Data Store Shards in Google App Engine?

The picture on the right shows the unique id numbers of some of the shortened URLs in the ur.ly database, sorted by created date. Those unique ids are automatically generated by Google App Engine’s data store. Surprised by what you see?

Most databases make it easy to generate auto-incrementing id numbers as keys for database access. At first glance, it’s surprising that the ids generated by GAE are not in order. They aren’t random, but there are some interesting patterns. This shouldn’t surprise us – what we’re seeing is one way that the data store makes scaling possible.

It looks like the data store is partitioned or sharded so that different groups or sets of items live in different databases. Ids 28-33 live in one place while 14-18 live in another. Each shard is responsible for generating its own unique ids, and the range of ids a given shard can generate is somehow limited so ids from different servers won’t collide (see the auto_increment_increment and auto_increment_offset variables in MySQL for something similar). I also assume that ids are distributed (think memcached’s consistent hashing) so finding the correct shard for an id is quick. If ur.ly ever gets really busy, it’ll be interesting to look for evidence of a larger number of shards, perhaps dynamically allocated in response to need.

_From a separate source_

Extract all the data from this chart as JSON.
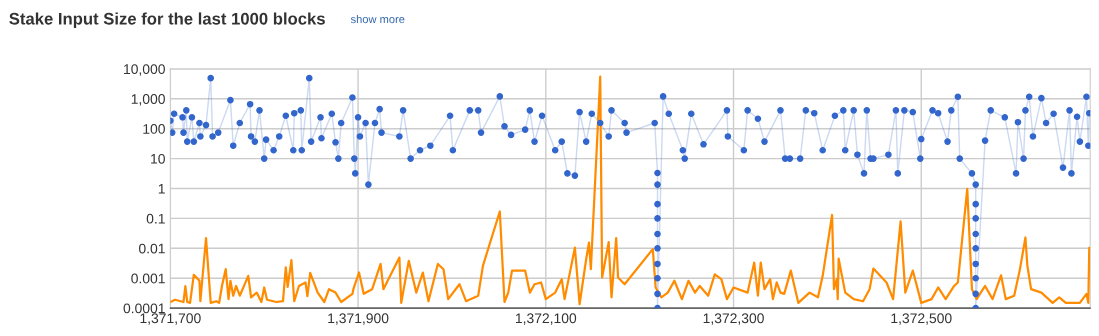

ur.ly – Dang Short Urls Powered by Google App Engine

Google App Engine let’s you build web apps that run on Google’s infrastructure. What’s the best way to get familiar with a new framework like this? Build something — preferably something simple and useful, and that’s what I set out to do.

I’ve played around in the URL-shortening space pioneered by TinyURL and understand the problem domain well. I’ve built a couple of these in PHP and Ruby (merb) and registered the ur.ly domain in September 2007 but never released anything. When GAE launched, memories of Steve Rubel’s Could a Billion TinyURL’s Go 404? post (hat tip to Dave Winer) echoed in my brain. Why not build a URL-shortener on GAE and let Google worry about scalability?

So I built ur.ly, a simple, super-scalable (thanks GAE), fast (yeah memcached) URL-shortening application. There’s an API to make it easy to use and it’s open source so you can play with the code or run your own.

Feedback anyone?